Auch beim Thema Offpage-Optimierung liegen die Lösungen zur Verbesserung auf der Hand. Wer vernünftiges und stetiges Linkbuilding betreibt und gut besuchte Webverzeichnisse oder Bewertungsportale pflegt oder passende Partnerwebseiten verlinkt, der macht bereits einiges richtig. Sinnvolle und einzigartige Inhalte auf der eigenen Webseite sind nicht nur für die Besucher dort interessant, sondern können über geeignete externe Webseiten oder Soziale Netzwerke einem größeren Publikum zugänglich gemacht werden. Das bringt mehr Leben (Traffic) auf die eigene Internetseite und auch die Suchmaschinen bewerten dies positiv und ranken das Suchergebnis vielleicht einige Plätze vor dem Wettbewerber. Und darum geht es ja bei der Suchmaschinenoptimierung. Kein Voodoo oder Blackmagic, sondern sinnvolle Verbesserungen auf der eigenen Webseite oder extern, die dem Suchenden ein besseres Ergebnis zu seiner Anfrage präsentieren. Das wollen die Suchmaschine, aber vor allen Dingen auch die User am Bildschirm.

 

Sichtbar machen und verfolgen (Monitoring und Tracking)

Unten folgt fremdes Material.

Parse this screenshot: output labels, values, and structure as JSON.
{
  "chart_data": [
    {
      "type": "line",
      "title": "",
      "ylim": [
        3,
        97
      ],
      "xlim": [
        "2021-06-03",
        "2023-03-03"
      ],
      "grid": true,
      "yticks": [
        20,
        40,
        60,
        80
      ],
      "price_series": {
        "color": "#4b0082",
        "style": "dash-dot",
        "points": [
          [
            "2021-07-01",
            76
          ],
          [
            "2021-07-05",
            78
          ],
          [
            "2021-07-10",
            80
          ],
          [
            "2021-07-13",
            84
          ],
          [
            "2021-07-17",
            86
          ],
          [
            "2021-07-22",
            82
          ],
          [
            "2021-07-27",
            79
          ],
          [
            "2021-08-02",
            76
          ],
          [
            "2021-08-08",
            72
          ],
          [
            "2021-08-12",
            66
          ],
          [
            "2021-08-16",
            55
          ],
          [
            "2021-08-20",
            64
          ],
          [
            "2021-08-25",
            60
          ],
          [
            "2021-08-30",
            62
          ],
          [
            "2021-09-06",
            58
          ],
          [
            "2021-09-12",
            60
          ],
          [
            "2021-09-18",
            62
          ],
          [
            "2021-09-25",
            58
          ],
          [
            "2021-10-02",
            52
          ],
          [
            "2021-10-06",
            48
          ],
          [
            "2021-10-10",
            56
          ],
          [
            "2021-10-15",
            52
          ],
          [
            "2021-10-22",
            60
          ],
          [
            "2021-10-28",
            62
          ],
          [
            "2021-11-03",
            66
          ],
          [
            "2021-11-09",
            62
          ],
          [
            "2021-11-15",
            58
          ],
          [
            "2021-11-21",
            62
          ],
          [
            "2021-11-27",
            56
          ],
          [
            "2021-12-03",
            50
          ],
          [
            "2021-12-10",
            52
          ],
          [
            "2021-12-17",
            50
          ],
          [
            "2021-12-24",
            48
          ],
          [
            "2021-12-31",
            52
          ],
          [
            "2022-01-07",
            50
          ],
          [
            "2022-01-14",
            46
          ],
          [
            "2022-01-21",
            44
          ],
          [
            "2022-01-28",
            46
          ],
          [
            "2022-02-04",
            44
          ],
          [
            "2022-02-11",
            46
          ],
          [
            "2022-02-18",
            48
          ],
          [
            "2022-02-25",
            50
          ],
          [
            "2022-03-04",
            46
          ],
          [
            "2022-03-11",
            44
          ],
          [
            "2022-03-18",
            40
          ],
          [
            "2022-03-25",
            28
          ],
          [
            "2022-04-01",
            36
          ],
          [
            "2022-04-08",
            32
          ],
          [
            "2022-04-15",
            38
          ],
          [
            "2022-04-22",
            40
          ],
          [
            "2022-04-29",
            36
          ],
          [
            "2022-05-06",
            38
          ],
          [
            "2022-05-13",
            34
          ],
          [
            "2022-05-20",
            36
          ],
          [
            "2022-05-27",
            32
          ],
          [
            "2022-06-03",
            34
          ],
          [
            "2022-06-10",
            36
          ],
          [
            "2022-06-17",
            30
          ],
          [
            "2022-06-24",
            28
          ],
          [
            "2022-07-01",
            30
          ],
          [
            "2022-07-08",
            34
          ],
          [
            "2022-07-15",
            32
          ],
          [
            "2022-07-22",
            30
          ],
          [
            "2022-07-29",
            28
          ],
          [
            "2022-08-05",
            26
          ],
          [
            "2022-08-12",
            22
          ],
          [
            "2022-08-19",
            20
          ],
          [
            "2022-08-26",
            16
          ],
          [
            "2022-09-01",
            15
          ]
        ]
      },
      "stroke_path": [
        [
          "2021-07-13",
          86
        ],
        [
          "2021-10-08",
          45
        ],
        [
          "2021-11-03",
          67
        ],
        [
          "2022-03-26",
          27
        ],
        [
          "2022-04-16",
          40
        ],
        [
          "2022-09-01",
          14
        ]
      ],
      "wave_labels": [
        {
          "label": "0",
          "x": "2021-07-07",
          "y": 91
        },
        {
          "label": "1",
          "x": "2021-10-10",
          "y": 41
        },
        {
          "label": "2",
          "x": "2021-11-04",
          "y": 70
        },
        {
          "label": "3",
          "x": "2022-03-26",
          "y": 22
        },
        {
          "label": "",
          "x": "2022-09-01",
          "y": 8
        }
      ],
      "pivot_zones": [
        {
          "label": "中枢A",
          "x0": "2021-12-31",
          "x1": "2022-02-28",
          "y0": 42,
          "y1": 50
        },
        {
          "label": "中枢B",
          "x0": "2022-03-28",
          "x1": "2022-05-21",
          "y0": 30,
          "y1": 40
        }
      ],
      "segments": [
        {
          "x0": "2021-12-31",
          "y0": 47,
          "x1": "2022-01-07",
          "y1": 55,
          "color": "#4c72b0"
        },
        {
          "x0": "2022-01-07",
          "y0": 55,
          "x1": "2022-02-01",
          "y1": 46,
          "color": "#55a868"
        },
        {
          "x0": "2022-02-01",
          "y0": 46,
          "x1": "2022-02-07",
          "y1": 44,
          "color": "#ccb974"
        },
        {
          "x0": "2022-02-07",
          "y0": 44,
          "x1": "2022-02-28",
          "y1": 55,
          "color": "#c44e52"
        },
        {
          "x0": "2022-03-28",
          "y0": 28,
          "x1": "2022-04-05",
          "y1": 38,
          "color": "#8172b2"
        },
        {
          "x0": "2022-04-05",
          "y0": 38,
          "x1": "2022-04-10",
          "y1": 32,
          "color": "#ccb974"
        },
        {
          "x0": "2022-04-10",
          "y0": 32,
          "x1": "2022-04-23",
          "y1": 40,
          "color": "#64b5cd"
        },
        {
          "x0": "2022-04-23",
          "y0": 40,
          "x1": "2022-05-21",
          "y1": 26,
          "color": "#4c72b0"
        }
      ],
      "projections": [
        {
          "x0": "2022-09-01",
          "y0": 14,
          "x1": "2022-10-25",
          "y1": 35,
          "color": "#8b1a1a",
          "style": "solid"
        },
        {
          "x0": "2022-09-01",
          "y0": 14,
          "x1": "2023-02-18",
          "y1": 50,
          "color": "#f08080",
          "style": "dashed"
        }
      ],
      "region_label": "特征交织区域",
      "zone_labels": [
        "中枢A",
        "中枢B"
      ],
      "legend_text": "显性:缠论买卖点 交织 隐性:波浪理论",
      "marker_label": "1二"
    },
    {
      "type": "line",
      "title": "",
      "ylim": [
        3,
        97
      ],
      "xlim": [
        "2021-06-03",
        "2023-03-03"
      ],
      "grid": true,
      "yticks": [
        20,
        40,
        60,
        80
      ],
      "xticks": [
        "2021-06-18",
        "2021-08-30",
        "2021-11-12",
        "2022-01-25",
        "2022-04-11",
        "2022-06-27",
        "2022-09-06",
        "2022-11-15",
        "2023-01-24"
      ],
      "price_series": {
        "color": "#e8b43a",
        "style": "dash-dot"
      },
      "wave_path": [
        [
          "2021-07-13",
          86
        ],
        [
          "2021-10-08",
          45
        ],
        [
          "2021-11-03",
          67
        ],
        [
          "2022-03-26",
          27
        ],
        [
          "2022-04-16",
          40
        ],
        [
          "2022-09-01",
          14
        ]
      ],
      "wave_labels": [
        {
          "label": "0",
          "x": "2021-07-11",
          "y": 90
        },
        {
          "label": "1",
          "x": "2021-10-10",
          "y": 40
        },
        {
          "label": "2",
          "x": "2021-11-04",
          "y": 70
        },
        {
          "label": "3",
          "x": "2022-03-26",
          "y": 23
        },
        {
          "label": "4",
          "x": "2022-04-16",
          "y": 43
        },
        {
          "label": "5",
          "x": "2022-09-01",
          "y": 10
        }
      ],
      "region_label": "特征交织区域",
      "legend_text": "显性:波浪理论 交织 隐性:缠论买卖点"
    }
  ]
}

Screenshot vom Xovi-Tool, angezeigt werden Graphen zur Entwicklung der OVI, der Keywords und der Rankings im Verlauf.

Ausschnitt aus dem Xovi-Tool. Hier Verlauf des OVI, der Keywords und der Rankings verschiedener Kfz-Werkstätten innerhalb von drei Jahren.

 

Die oben beschriebenen Dinge sind keine Geheimnisse, sondern die Erfahrungen aus unserer eigenen täglichen Arbeit und derer unserer Partner und Wettbewerber. Wer sich heute für SEO entscheidet – und das sollte in meinen Augen jeder Betreiber einer ernstzunehmenden Webseite – sollte allerdings auch immer überwachen  (lassen), was dort passiert. Verschiedene kostenlose und kostenpflichtige Programme oder Tools (z.B. Google Analytics, Google Webmaster Tools, XOVI, Sistrix usw.) machen die Bewegungen auf der eigenen Webseite oder im Internet sichtbar.

Nur wer das regelmäßig kontrolliert, kann auf Ereignisse und Entwicklungen reagieren und den Inhalt seiner Seite den Anforderungen von Besuchern und Suchmaschinen anpassen. Das gilt natürlich auch für die Dinge, die auf externen Webseiten passieren und mit denen die eigene Seite verbunden (verlinkt) ist. Wer nicht immer wieder nachsieht, wie sich die Dinge und Besucherbewegungen entwickeln, der agiert blind. Das ist weder im echten Leben noch im Internet von Vorteil und kann zu sehr bösen Überraschungen führen. Beobachtung ist gut. Die Verbesserungen, die man daraus ableitet, sind existenziell für die positive Entwicklung einer Webseite  und sollten unbedingt genutzt werden.